Jessica mengatakan, bahwa untuk pendanaan soal transisi energi itu ternyata sangatlah besar dan bantuan dari berbagai sumber. Karena, anggaran publik baik nasional maupun daerah tidak bisa menghasilkan dana yang sekian banyak itu.
“Dari mana dananya? Nah itu yang perlu kita cari tahu dan yang secara nasional diinginkan atau yang potensial bantuan dari negara-negara maju, karena mereka sudah selesai dengan pertumbuhan ekonomi mereka. Emisi mereka sudah rendah, sedangkan kita masih ingin bertumbuh dan terkadang pertumbuhan ekonomi itu selaras dengan pertumbuhan emisi juga,” kata dia.
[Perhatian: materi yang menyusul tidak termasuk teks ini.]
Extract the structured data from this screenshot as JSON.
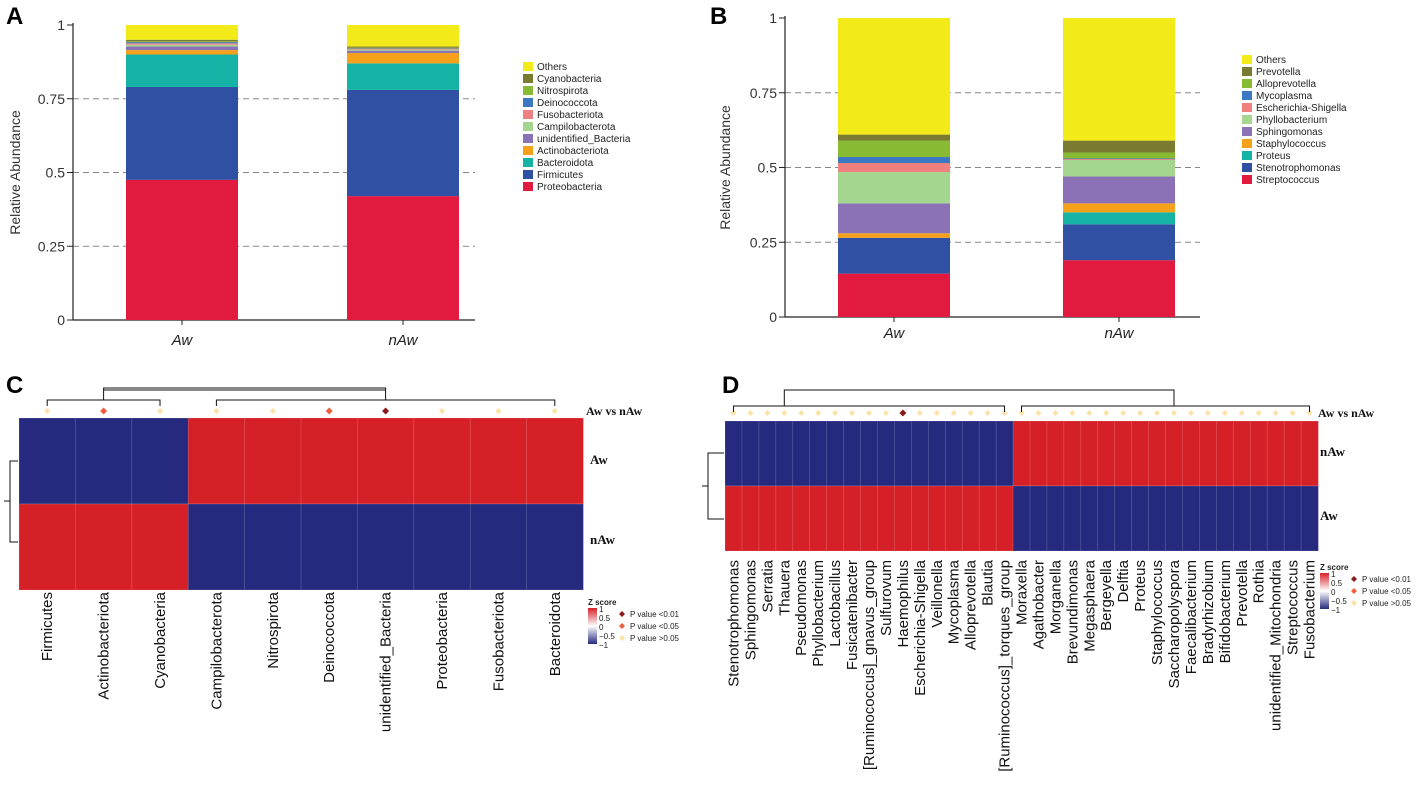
{
  "chart_data": [
    {
      "id": "A",
      "type": "bar",
      "stacked": true,
      "panel_label": "A",
      "ylabel": "Relative Abundance",
      "ylim": [
        0,
        1
      ],
      "yticks": [
        "0",
        "0.25",
        "0.5",
        "0.75",
        "1"
      ],
      "grid": "dashed horizontal",
      "categories": [
        "Aw",
        "nAw"
      ],
      "legend": [
        "Others",
        "Cyanobacteria",
        "Nitrospirota",
        "Deinococcota",
        "Fusobacteriota",
        "Campilobacterota",
        "unidentified_Bacteria",
        "Actinobacteriota",
        "Bacteroidota",
        "Firmicutes",
        "Proteobacteria"
      ],
      "series": [
        {
          "name": "Proteobacteria",
          "color": "#e31a3f",
          "values": [
            0.475,
            0.42
          ]
        },
        {
          "name": "Firmicutes",
          "color": "#3050a4",
          "values": [
            0.315,
            0.36
          ]
        },
        {
          "name": "Bacteroidota",
          "color": "#15b3a6",
          "values": [
            0.11,
            0.09
          ]
        },
        {
          "name": "Actinobacteriota",
          "color": "#f7a11a",
          "values": [
            0.015,
            0.035
          ]
        },
        {
          "name": "unidentified_Bacteria",
          "color": "#8b72b6",
          "values": [
            0.012,
            0.008
          ]
        },
        {
          "name": "Campilobacterota",
          "color": "#a5d68f",
          "values": [
            0.006,
            0.004
          ]
        },
        {
          "name": "Fusobacteriota",
          "color": "#f08080",
          "values": [
            0.005,
            0.003
          ]
        },
        {
          "name": "Deinococcota",
          "color": "#3a78c3",
          "values": [
            0.004,
            0.002
          ]
        },
        {
          "name": "Nitrospirota",
          "color": "#88bb33",
          "values": [
            0.003,
            0.001
          ]
        },
        {
          "name": "Cyanobacteria",
          "color": "#7a7a30",
          "values": [
            0.005,
            0.004
          ]
        },
        {
          "name": "Others",
          "color": "#f3ea1a",
          "values": [
            0.05,
            0.073
          ]
        }
      ]
    },
    {
      "id": "B",
      "type": "bar",
      "stacked": true,
      "panel_label": "B",
      "ylabel": "Relative Abundance",
      "ylim": [
        0,
        1
      ],
      "yticks": [
        "0",
        "0.25",
        "0.5",
        "0.75",
        "1"
      ],
      "grid": "dashed horizontal",
      "categories": [
        "Aw",
        "nAw"
      ],
      "legend": [
        "Others",
        "Prevotella",
        "Alloprevotella",
        "Mycoplasma",
        "Escherichia-Shigella",
        "Phyllobacterium",
        "Sphingomonas",
        "Staphylococcus",
        "Proteus",
        "Stenotrophomonas",
        "Streptococcus"
      ],
      "series": [
        {
          "name": "Streptococcus",
          "color": "#e31a3f",
          "values": [
            0.145,
            0.19
          ]
        },
        {
          "name": "Stenotrophomonas",
          "color": "#3050a4",
          "values": [
            0.12,
            0.12
          ]
        },
        {
          "name": "Proteus",
          "color": "#15b3a6",
          "values": [
            0.0,
            0.04
          ]
        },
        {
          "name": "Staphylococcus",
          "color": "#f7a11a",
          "values": [
            0.015,
            0.03
          ]
        },
        {
          "name": "Sphingomonas",
          "color": "#8b72b6",
          "values": [
            0.1,
            0.09
          ]
        },
        {
          "name": "Phyllobacterium",
          "color": "#a5d68f",
          "values": [
            0.105,
            0.055
          ]
        },
        {
          "name": "Escherichia-Shigella",
          "color": "#f08080",
          "values": [
            0.03,
            0.003
          ]
        },
        {
          "name": "Mycoplasma",
          "color": "#3a78c3",
          "values": [
            0.02,
            0.002
          ]
        },
        {
          "name": "Alloprevotella",
          "color": "#88bb33",
          "values": [
            0.055,
            0.02
          ]
        },
        {
          "name": "Prevotella",
          "color": "#7a7a30",
          "values": [
            0.02,
            0.04
          ]
        },
        {
          "name": "Others",
          "color": "#f3ea1a",
          "values": [
            0.39,
            0.41
          ]
        }
      ]
    },
    {
      "id": "C",
      "type": "heatmap",
      "panel_label": "C",
      "comparison_label": "Aw vs nAw",
      "rows": [
        "Aw",
        "nAw"
      ],
      "columns": [
        "Firmicutes",
        "Actinobacteriota",
        "Cyanobacteria",
        "Campilobacterota",
        "Nitrospirota",
        "Deinococcota",
        "unidentified_Bacteria",
        "Proteobacteria",
        "Fusobacteriota",
        "Bacteroidota"
      ],
      "values": [
        [
          -1,
          -1,
          -1,
          1,
          1,
          1,
          1,
          1,
          1,
          1
        ],
        [
          1,
          1,
          1,
          -1,
          -1,
          -1,
          -1,
          -1,
          -1,
          -1
        ]
      ],
      "significance": [
        "gt05",
        "lt05",
        "gt05",
        "gt05",
        "gt05",
        "lt05",
        "lt01",
        "gt05",
        "gt05",
        "gt05"
      ],
      "colorbar_title": "Z score",
      "colorbar_ticks": [
        "1",
        "0.5",
        "0",
        "−0.5",
        "−1"
      ],
      "pvalue_legend": [
        "P value <0.01",
        "P value <0.05",
        "P value >0.05"
      ]
    },
    {
      "id": "D",
      "type": "heatmap",
      "panel_label": "D",
      "comparison_label": "Aw vs nAw",
      "rows": [
        "nAw",
        "Aw"
      ],
      "columns": [
        "Stenotrophomonas",
        "Sphingomonas",
        "Serratia",
        "Thauera",
        "Pseudomonas",
        "Phyllobacterium",
        "Lactobacillus",
        "Fusicatenibacter",
        "[Ruminococcus]_gnavus_group",
        "Sulfurovum",
        "Haemophilus",
        "Escherichia-Shigella",
        "Veillonella",
        "Mycoplasma",
        "Alloprevotella",
        "Blautia",
        "[Ruminococcus]_torques_group",
        "Moraxella",
        "Agathobacter",
        "Morganella",
        "Brevundimonas",
        "Megasphaera",
        "Bergeyella",
        "Delftia",
        "Proteus",
        "Staphylococcus",
        "Saccharopolyspora",
        "Faecalibacterium",
        "Bradyrhizobium",
        "Bifidobacterium",
        "Prevotella",
        "Rothia",
        "unidentified_Mitochondria",
        "Streptococcus",
        "Fusobacterium"
      ],
      "values": [
        [
          -1,
          -1,
          -1,
          -1,
          -1,
          -1,
          -1,
          -1,
          -1,
          -1,
          -1,
          -1,
          -1,
          -1,
          -1,
          -1,
          -1,
          1,
          1,
          1,
          1,
          1,
          1,
          1,
          1,
          1,
          1,
          1,
          1,
          1,
          1,
          1,
          1,
          1,
          1
        ],
        [
          1,
          1,
          1,
          1,
          1,
          1,
          1,
          1,
          1,
          1,
          1,
          1,
          1,
          1,
          1,
          1,
          1,
          -1,
          -1,
          -1,
          -1,
          -1,
          -1,
          -1,
          -1,
          -1,
          -1,
          -1,
          -1,
          -1,
          -1,
          -1,
          -1,
          -1,
          -1
        ]
      ],
      "significance": [
        "gt05",
        "gt05",
        "gt05",
        "gt05",
        "gt05",
        "gt05",
        "gt05",
        "gt05",
        "gt05",
        "gt05",
        "lt01",
        "gt05",
        "gt05",
        "gt05",
        "gt05",
        "gt05",
        "gt05",
        "gt05",
        "gt05",
        "gt05",
        "gt05",
        "gt05",
        "gt05",
        "gt05",
        "gt05",
        "gt05",
        "gt05",
        "gt05",
        "gt05",
        "gt05",
        "gt05",
        "gt05",
        "gt05",
        "gt05",
        "gt05"
      ],
      "colorbar_title": "Z score",
      "colorbar_ticks": [
        "1",
        "0.5",
        "0",
        "−0.5",
        "−1"
      ],
      "pvalue_legend": [
        "P value <0.01",
        "P value <0.05",
        "P value >0.05"
      ]
    }
  ],
  "colors": {
    "high": "#d62027",
    "low": "#262a7e",
    "sig_lt01": "#8b1a1a",
    "sig_lt05": "#f0603e",
    "sig_gt05": "#fde2a8",
    "grid": "#888888"
  }
}
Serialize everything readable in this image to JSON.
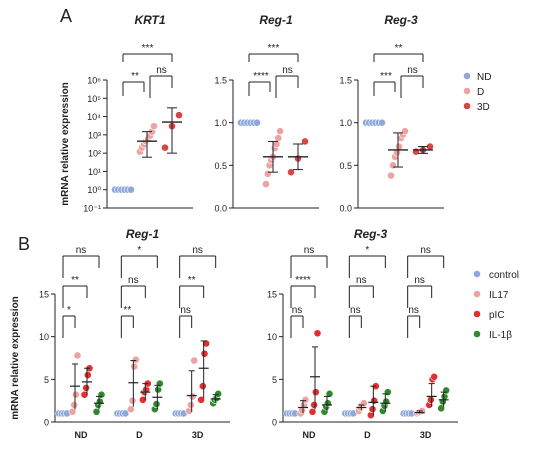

Sebagai negara yang masih berkembang, ungkap Jessica, tentu Indonesia sangat berharap banyak pendanaan dari bilateral, multilateral, dari perbankan internasional dan domestic, untuk bisa sama-sama melakukan program-program yang tidak hanya pokus pada program informasi dan sosialiasi seperti ini tetapi juga program pembangunan secara fisik ke EBT itu.
"Jadi pendanaan, need dan source (kebutuhan dan sumber) harus disesuaikan,” ungkap dia.
Jessica menjelaskan, sebagai salah satu penghasil batubara, Sumsel ternyata lebih kompleks masalah transisi energi dari wilayah lainnya. Karena banyak masalah yang terjadi dengan adanya sumber batu bara yang ada disini masih di produksi.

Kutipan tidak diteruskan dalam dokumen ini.